Even well-run businesses can be guilty of such complacency. It is not uncommon for companies to adopt a ‘we’ve done business with them for ages’ reasoning to granting credit, when it is the case that bad debts generally emanate from long-term trading partners. The same mindset contributes to the research finding that 75% of UK companies have never used a credit reference agency.

Mitigate the risk

- Establish accurate risk exposures. Companies like N2 Check are able to total outstanding debts arising from all the business you do with the trading operations within a specific group. All too often such exercises identify that the aggregate debt, and the attendant strategic risk from the parent company’s collapse, exceed prudent levels.

- Evaluate credit insurance.

Often characterised as expensive and unwieldy, credit insurance has changed dramatically since the advent of user-friendly online systems. Limits are now transparent, flexible and readily accessible. Importantly, it is no longer essential for policies to apply across an entire sales ledger. Cover can be readily obtained for, say, a business’s ten largest customers – or even a specific, individual risk.

And credit insurance can also play an important role in expanding profitable business, allowing companies to develop successful accounts to levels they may not be comfortable with in the absence of protection against customer default.

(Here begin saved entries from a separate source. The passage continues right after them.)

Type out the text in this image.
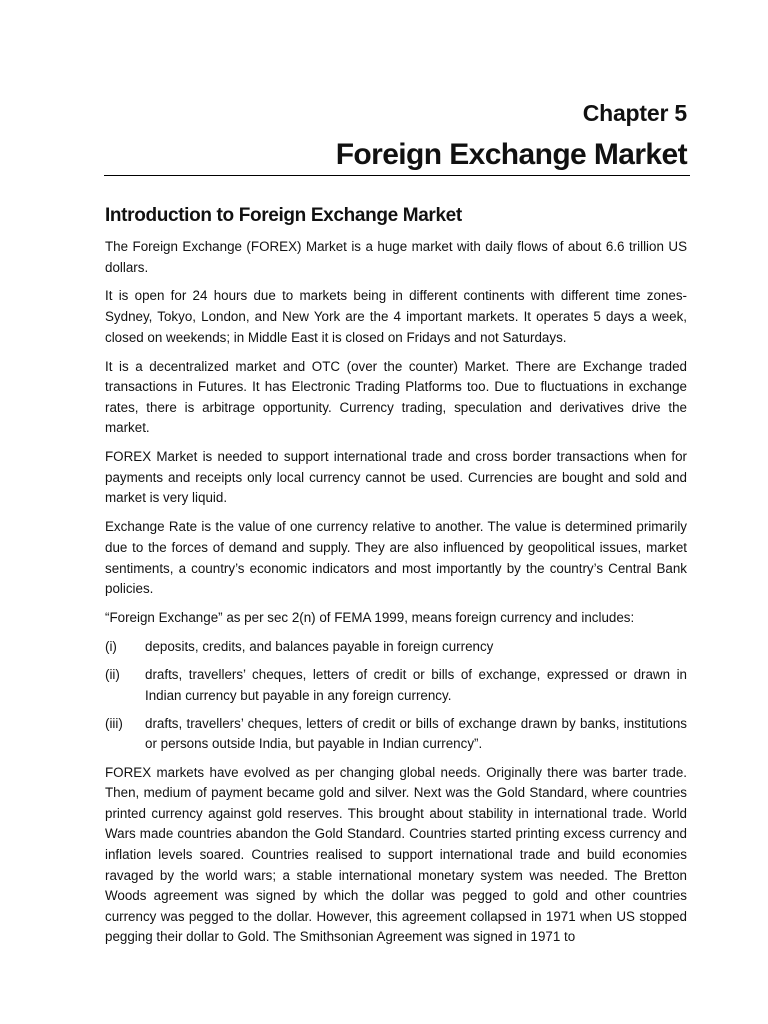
Chapter 5
Foreign Exchange Market
Introduction to Foreign Exchange Market

The Foreign Exchange (FOREX) Market is a huge market with daily flows of about 6.6 trillion US dollars.

It is open for 24 hours due to markets being in different continents with different time zones- Sydney, Tokyo, London, and New York are the 4 important markets. It operates 5 days a week, closed on weekends; in Middle East it is closed on Fridays and not Saturdays.

It is a decentralized market and OTC (over the counter) Market. There are Exchange traded transactions in Futures. It has Electronic Trading Platforms too. Due to fluctuations in exchange rates, there is arbitrage opportunity. Currency trading, speculation and derivatives drive the market.

FOREX Market is needed to support international trade and cross border transactions when for payments and receipts only local currency cannot be used. Currencies are bought and sold and market is very liquid.

Exchange Rate is the value of one currency relative to another. The value is determined primarily due to the forces of demand and supply. They are also influenced by geopolitical issues, market sentiments, a country’s economic indicators and most importantly by the country’s Central Bank policies.

“Foreign Exchange” as per sec 2(n) of FEMA 1999, means foreign currency and includes:

(i)	deposits, credits, and balances payable in foreign currency
(ii)	drafts, travellers’ cheques, letters of credit or bills of exchange, expressed or drawn in Indian currency but payable in any foreign currency.
(iii)	drafts, travellers’ cheques, letters of credit or bills of exchange drawn by banks, institutions or persons outside India, but payable in Indian currency”.

FOREX markets have evolved as per changing global needs. Originally there was barter trade. Then, medium of payment became gold and silver. Next was the Gold Standard, where countries printed currency against gold reserves. This brought about stability in international trade. World Wars made countries abandon the Gold Standard. Countries started printing excess currency and inflation levels soared. Countries realised to support international trade and build economies ravaged by the world wars; a stable international monetary system was needed. The Bretton Woods agreement was signed by which the dollar was pegged to gold and other countries currency was pegged to the dollar. However, this agreement collapsed in 1971 when US stopped pegging their dollar to Gold. The Smithsonian Agreement was signed in 1971 to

- Closely monitor the payment performance of your debtors. Deterioration in payment performance is a highly predictive danger sign of serious trouble ahead for a business, often pointing the way to future collapse. In a number of recent, corporate failures, identifying the incidence of a high and growing proportion of late payments would have alerted creditors to problems up to a year before administrators were called in. Payment data can be obtained from business information suppliers and credit circles or can be self-sourced. It is an important metric.